Imbued with an archaic power, seemingly telling narratives of rising empires and falling nations, his powerful imagery combines the overarching theme of death with the grandiosity and ritual of the bejeweled remains of an Egyptian pharaoh - decked out in gold and gemstones, presented like an icon of the afterlife.
Of Greek origins, Bogiatzoglou now lives in Edinburgh - which makes sense. Scotland’s capital is a darkly gothic place, where you could easily get lost in the cobblestones, drunk by the moonlight and consumed by the tales of bodysnatchers and spirits.
Elegant to the point of a visceral commemorative poetry, one cannot help but spend time looking at his dazzling designs. They’re complex, yet as simple as it comes. Speaking a truth without having to open their mouth. Bogiatzoglou challenges Western perceptions of death and what comes after it.
Our worldview isn’t global, but isolated to a very small part of it. Here, death is death. There might be an afterlife and we bury our dead in fine clothes as if there’s a chance that where they’re going has a dress code - but nothing is confirmed, nothing is certain or known. In the art of Bogiatzoglou, he adopts a rarer way of looking at the potential of what is, isn't or could be. Death to him is cause for celebration.

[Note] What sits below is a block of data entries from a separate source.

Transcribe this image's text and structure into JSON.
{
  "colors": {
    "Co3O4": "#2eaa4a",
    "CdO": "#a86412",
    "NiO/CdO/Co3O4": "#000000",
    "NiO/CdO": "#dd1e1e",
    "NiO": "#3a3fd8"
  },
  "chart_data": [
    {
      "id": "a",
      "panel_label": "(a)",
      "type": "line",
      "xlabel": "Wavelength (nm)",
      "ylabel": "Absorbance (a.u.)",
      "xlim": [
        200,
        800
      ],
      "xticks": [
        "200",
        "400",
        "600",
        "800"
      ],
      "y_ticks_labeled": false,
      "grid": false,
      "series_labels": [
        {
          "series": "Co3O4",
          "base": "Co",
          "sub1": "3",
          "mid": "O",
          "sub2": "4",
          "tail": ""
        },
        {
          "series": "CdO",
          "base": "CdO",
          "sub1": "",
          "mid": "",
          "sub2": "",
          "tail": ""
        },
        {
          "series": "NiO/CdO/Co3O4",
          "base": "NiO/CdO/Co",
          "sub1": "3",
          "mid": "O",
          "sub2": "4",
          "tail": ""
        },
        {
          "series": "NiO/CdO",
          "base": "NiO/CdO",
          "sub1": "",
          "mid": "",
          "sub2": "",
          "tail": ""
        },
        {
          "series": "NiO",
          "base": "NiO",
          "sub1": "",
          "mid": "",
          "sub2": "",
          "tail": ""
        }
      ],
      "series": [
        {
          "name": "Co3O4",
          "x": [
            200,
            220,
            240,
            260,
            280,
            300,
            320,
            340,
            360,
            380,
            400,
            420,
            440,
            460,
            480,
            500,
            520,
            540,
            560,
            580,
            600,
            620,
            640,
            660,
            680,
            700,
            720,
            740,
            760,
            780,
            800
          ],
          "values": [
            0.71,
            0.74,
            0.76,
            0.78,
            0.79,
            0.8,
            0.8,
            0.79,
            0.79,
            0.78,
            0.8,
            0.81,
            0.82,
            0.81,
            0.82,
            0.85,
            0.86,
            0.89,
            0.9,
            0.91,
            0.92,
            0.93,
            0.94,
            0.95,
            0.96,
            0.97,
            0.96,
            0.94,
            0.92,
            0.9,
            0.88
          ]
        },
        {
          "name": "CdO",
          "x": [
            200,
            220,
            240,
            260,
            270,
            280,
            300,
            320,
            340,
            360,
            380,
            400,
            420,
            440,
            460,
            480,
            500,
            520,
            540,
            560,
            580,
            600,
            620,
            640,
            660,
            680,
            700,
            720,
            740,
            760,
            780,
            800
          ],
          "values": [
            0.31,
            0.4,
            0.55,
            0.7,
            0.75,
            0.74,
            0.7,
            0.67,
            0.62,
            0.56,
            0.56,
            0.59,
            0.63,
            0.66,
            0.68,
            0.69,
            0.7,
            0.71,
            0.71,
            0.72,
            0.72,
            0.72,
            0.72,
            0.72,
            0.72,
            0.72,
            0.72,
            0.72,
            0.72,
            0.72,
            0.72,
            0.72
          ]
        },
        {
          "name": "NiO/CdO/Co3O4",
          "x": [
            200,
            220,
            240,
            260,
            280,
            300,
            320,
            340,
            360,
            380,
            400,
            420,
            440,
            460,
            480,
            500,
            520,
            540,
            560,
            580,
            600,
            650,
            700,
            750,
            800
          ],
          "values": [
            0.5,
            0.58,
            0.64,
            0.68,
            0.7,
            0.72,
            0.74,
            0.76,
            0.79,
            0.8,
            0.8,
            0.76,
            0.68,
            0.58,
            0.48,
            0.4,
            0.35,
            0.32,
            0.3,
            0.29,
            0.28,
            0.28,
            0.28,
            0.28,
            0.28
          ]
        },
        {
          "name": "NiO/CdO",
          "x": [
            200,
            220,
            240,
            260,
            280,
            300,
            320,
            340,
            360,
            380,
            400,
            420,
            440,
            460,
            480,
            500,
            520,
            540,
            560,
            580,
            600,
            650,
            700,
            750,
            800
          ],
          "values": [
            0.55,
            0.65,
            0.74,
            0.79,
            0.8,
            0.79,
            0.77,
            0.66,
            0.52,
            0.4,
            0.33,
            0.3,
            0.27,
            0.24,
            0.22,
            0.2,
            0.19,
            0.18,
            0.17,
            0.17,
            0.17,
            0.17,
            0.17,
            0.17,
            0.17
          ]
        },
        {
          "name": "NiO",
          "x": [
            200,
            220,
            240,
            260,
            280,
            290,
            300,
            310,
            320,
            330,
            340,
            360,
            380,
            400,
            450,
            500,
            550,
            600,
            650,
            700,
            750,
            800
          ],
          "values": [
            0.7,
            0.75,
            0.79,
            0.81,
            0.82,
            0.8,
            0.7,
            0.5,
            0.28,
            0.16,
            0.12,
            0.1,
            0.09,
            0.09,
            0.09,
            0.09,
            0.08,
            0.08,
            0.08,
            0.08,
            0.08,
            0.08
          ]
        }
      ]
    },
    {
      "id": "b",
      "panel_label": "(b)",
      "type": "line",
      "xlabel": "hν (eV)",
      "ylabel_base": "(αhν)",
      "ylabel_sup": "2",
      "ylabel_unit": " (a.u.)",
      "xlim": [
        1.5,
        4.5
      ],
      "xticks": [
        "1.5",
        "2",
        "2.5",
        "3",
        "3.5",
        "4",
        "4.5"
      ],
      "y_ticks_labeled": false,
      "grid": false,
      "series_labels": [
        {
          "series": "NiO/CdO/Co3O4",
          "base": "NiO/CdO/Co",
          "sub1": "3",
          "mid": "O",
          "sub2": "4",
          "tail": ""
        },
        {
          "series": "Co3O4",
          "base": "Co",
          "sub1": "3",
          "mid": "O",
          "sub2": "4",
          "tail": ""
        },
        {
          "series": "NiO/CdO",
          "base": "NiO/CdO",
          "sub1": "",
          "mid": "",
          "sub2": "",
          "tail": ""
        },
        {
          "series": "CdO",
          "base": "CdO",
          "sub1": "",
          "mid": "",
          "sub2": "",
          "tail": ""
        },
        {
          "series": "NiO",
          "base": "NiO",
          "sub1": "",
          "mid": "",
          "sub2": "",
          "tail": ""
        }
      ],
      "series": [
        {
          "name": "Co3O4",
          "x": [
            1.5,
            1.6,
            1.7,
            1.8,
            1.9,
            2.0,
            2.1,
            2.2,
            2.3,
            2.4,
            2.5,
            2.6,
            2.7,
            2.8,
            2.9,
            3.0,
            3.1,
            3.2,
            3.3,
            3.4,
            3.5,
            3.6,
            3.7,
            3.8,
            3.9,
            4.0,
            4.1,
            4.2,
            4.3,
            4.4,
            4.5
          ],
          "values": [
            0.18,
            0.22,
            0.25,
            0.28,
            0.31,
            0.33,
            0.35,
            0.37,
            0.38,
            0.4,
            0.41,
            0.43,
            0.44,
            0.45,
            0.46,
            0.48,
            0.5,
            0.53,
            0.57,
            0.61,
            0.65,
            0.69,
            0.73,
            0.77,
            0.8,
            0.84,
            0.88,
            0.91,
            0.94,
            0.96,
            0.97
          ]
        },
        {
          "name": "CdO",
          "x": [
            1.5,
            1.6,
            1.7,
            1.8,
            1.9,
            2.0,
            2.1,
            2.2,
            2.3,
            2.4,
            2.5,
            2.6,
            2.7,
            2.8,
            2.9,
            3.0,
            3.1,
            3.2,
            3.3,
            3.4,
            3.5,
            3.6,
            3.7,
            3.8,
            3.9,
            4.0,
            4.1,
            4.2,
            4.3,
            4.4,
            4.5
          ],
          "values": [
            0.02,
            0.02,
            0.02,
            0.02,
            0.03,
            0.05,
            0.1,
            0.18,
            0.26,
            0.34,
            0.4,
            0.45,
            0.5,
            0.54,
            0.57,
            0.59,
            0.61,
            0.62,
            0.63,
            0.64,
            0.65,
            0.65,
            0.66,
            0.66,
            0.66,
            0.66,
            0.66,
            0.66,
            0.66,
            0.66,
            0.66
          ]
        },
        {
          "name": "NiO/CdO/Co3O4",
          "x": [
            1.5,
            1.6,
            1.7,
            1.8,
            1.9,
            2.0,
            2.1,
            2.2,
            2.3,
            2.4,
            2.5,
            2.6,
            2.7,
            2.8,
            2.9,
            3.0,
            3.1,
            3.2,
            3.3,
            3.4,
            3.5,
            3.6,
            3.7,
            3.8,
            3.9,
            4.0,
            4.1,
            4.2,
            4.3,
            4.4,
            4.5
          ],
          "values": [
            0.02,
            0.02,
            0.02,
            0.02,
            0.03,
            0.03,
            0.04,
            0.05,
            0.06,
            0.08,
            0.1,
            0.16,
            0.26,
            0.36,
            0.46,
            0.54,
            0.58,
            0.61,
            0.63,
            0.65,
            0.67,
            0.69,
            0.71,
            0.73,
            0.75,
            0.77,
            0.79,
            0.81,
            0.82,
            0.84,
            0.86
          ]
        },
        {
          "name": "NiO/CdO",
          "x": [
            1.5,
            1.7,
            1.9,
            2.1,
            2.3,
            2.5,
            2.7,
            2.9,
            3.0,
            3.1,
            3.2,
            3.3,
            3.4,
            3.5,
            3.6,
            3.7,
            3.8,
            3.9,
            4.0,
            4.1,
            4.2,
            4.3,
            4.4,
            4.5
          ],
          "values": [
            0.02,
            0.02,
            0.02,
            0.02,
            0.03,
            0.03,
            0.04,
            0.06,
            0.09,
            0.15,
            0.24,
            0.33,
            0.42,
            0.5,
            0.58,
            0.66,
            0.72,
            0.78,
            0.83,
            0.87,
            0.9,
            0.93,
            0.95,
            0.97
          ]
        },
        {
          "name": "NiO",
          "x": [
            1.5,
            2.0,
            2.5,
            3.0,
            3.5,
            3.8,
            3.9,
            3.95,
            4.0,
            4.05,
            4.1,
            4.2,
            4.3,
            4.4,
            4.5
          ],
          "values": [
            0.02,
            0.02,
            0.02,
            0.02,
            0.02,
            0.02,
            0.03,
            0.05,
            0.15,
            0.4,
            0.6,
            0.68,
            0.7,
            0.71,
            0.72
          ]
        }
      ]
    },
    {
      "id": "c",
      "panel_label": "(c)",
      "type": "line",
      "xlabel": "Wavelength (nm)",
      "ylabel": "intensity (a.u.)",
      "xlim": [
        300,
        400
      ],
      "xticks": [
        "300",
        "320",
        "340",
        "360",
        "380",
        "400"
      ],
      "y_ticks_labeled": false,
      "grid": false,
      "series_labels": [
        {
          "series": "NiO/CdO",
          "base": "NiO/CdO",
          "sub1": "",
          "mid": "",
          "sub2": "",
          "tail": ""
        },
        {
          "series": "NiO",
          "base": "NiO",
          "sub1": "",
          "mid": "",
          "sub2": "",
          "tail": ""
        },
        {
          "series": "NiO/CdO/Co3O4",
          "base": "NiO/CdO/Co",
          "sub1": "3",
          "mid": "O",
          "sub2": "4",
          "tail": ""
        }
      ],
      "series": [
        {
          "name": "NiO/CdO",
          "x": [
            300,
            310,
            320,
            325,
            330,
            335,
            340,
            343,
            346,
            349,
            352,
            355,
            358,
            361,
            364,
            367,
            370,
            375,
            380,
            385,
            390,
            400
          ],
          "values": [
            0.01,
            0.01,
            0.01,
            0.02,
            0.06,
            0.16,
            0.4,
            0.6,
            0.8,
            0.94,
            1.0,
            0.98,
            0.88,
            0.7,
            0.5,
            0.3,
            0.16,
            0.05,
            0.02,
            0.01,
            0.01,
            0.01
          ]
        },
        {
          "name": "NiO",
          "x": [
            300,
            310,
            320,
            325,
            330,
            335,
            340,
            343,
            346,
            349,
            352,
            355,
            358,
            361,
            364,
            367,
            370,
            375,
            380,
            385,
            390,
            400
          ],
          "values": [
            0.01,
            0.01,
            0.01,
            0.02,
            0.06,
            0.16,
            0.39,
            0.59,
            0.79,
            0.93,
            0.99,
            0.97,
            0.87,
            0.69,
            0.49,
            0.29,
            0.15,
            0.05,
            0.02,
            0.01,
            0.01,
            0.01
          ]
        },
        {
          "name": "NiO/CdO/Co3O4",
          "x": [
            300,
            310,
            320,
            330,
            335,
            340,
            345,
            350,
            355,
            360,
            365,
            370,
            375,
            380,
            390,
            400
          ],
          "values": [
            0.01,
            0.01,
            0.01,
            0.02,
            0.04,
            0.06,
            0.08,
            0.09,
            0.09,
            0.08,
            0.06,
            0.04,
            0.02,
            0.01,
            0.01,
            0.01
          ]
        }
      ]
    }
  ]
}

He isn’t obsessed with this darkness though, but with beauty. Unflinchingly and achingly beautiful, these celebratory portraits encapsulate the kind of selflessness of past (and some current) civilisations that would gladly sacrifice the valuable now, for the potential of something greater in the future. The worldly for the otherworldly.
Buried with precious stones and metals, Bogiatzoglou’s characters seem to have become these objects. Their aesthetic seeped into the very calcified makeup of their skeletal remains. Beyond these ornate works, the Greek designer makes heavily robotic figures, or even fantasy book covers - thriving when fully immersed in the narrative of his characters.
Influenced by the splendour of renaissance and medieval art, whose deeply religious overtones connected much of the art produced in those times with a sense of something higher, even supernatural, connecting the human to the realm of God or other. Bogiatzoglou’s digital designs are a contemporary reinterpretation of this desire to make art out of life in the hope that we can transcend the immediate. They’re a hand reaching into the ether, a longing question that might never be answered.